April 19 – July 20, 2008 —
In her first exhibition at the Museum of Nebraska Art, Lincoln artist Lisa Bang Hoffmantouches on the universal through the commonplace − photographs of her family. By focusing on her three children (and occasionally her husband and self), Hoffman’s black and white and sepia-like toned prints break past the simply personal and invite memories of childhood and family together with feelings of awkwardness, joy, longing, and even fear or uncertainty.
Through glimpses of time caught primarily with a 35mm camera, the images are akin to simple family photographs − specifically to vintage prints because of their scale, subject, and manner of printing. While the print sizes vary, the majority of the works lean toward the small (4×6 or 8×10) as the artist chose to take advantage of the 35mm format to allow “tight placements and cropping to direct the content of the image.” While presenting the known is an advantage in approachability with the work, it can also impart the idea that a viewer could produce the same photographs (an “I could do that” notion). Yet there is specific intentionality with these photographs that is grounded in knowledge of the history of photography, much time with the camera and in the darkroom, and producing digital prints (the exhibition is comprised of both film and digital work).

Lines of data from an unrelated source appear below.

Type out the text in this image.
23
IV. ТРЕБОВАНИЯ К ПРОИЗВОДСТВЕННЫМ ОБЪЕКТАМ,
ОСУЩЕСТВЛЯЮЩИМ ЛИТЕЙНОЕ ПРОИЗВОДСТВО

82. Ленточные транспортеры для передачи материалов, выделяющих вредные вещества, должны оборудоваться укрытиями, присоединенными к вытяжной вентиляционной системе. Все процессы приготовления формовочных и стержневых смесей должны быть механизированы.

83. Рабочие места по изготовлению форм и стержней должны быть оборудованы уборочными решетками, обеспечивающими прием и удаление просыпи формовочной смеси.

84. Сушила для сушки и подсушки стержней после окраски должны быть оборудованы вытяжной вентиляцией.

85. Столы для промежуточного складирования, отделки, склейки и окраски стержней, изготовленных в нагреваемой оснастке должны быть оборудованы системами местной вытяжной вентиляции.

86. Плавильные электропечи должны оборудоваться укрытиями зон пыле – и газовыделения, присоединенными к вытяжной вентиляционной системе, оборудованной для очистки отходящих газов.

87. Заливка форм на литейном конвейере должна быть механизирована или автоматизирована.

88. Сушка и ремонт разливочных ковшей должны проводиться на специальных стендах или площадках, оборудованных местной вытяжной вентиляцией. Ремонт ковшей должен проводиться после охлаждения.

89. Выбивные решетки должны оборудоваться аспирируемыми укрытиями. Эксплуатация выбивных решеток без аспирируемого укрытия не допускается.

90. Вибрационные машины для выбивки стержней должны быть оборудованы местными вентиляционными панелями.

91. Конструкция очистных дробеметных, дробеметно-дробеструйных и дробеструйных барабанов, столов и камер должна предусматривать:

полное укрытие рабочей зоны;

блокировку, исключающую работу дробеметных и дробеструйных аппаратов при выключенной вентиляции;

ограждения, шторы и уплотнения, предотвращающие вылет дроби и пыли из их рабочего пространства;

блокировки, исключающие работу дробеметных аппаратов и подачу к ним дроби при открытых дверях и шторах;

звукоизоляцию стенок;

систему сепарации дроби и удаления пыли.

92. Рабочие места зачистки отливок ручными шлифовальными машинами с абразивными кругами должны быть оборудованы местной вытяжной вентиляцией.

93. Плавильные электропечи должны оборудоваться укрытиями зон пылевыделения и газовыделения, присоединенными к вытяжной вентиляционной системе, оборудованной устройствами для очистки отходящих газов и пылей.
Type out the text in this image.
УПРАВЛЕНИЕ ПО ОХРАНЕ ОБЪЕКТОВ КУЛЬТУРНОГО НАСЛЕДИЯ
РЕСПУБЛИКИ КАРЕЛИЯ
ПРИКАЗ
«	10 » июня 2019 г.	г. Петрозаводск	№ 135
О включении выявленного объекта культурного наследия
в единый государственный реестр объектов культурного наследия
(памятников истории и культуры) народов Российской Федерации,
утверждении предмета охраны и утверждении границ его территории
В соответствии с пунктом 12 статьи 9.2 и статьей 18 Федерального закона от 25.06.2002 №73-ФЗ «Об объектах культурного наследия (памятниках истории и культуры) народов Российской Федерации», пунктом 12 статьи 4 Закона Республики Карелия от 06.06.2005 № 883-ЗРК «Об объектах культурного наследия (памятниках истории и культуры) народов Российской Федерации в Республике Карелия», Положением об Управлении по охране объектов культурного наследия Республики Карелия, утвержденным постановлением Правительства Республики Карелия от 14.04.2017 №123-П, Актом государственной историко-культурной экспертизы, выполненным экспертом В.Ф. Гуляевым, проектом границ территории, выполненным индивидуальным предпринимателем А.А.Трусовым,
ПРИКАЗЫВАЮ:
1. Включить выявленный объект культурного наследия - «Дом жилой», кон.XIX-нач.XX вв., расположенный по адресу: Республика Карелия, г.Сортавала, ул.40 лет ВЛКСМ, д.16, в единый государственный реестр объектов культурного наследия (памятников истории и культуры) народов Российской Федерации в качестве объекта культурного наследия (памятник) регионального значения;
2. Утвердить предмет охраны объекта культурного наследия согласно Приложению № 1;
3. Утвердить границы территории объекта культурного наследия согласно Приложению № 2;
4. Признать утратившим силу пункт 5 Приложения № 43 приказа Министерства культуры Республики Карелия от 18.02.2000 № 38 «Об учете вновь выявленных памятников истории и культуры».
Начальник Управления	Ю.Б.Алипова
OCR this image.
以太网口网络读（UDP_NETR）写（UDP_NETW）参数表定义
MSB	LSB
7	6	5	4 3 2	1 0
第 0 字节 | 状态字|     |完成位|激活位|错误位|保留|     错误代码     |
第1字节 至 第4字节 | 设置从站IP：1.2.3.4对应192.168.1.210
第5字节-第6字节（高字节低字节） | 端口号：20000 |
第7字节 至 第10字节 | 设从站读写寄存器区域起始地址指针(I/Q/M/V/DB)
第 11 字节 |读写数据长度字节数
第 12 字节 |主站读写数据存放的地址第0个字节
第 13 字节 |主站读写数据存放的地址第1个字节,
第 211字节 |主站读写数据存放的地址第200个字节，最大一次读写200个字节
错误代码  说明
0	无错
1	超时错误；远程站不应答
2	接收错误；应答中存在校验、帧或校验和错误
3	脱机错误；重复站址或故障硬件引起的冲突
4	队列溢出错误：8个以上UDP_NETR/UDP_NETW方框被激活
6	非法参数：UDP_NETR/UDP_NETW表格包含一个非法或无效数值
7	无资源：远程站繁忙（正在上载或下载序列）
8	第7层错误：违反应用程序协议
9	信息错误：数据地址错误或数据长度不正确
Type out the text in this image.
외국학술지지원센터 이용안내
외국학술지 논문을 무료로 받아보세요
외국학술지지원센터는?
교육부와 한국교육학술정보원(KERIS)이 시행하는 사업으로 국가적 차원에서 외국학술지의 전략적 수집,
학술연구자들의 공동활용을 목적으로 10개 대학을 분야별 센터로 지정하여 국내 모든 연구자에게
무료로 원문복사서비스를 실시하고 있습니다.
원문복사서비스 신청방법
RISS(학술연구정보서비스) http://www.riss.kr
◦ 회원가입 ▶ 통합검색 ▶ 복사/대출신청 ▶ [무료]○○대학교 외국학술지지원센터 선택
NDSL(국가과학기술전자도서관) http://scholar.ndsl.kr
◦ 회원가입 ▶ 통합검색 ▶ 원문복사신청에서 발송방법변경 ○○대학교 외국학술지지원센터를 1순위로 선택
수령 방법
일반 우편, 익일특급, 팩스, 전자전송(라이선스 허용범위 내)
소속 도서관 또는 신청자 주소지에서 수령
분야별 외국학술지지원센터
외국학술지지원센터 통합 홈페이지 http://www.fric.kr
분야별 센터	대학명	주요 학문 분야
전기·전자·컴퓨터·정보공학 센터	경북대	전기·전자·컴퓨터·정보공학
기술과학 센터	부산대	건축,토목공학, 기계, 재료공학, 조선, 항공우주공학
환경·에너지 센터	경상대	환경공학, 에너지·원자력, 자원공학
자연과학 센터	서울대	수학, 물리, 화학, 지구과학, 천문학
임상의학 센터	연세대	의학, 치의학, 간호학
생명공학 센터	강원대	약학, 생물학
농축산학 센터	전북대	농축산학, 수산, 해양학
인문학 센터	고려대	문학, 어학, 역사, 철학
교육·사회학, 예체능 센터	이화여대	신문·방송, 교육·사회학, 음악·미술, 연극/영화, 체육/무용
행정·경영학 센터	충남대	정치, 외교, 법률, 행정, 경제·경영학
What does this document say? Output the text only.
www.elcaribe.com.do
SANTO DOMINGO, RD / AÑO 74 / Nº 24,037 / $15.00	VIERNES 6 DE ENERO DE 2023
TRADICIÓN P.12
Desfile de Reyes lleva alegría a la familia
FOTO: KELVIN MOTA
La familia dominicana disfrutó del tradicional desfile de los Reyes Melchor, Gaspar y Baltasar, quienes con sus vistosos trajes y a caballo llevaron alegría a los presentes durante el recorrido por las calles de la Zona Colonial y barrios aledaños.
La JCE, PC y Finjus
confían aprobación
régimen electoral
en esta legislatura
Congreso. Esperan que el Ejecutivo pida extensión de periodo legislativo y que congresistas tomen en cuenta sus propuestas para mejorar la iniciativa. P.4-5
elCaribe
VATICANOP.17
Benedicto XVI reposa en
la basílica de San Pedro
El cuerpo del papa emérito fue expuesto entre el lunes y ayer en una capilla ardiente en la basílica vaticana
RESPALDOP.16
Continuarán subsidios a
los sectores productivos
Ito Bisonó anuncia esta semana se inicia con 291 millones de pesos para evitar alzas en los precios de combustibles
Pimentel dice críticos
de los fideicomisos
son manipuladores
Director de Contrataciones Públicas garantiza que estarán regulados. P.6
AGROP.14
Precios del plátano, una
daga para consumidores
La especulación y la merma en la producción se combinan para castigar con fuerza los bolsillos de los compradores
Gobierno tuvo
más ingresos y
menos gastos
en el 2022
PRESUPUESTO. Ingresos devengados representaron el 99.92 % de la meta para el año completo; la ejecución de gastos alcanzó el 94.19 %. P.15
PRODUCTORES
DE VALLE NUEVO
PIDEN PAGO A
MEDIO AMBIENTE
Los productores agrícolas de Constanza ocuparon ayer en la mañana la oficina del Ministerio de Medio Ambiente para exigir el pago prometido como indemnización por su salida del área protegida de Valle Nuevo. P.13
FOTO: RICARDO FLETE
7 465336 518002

The moments that are caught are sometimes blurry and the snatches of imagery come at the viewer in a fragmented and sometimes disorderly way. This is how we remember – not always in the specifics, but in bits and pieces and through emotion, smell, taste, and touch. Hoffman’s photographs call out to those fragments: capturing a half smile from a daughter that is all too familiar to a mother (Julien Holding Grass), or the funny awkwardness of maturity intersecting with childhood as a child attempts to swim in a kiddie pool that she has clearly outgrown (Kiddie Pool). Through these photographs the artist evokes the commonality of the life experience of us all.
Lisa Bang Hoffman’s study of art began in 1989 with an Associate of Arts degree from Waldorf College, Forest City, Iowa. Two years later, she received a Bachelor of Arts from Gustavus Adolphus College, St. Peter, Minnesota before study at the University of Minnesota, Minneapolis. In 1995 she completed a Master of Fine Art at the University of Nebraska-Lincoln. Hoffman has taught at various Nebraska schools including Southeast Community College, Lincoln; Concordia University, Seward; Doane College, Crete; and the University of Nebraska-Lincoln. Her photographs have been included in numerous exhibitions including those at Bemis Center for Contemporary Arts, Omaha, Nebraska; Soho Photo, New York City; Illinois Institute of Art − Chicago, Illinois; Barrett Art Center, Poughkeepsie, New York; and Salina Art Center, Salina, Kansas. In 2004, she was presented the Distinguished Artist Award by the Nebraska Arts Council. The following year, she received the Gaudi Medal at the VI International Biennial of Photography at the Institut Municipal d’Acció Cultural, Reus, Catalonia, Spain.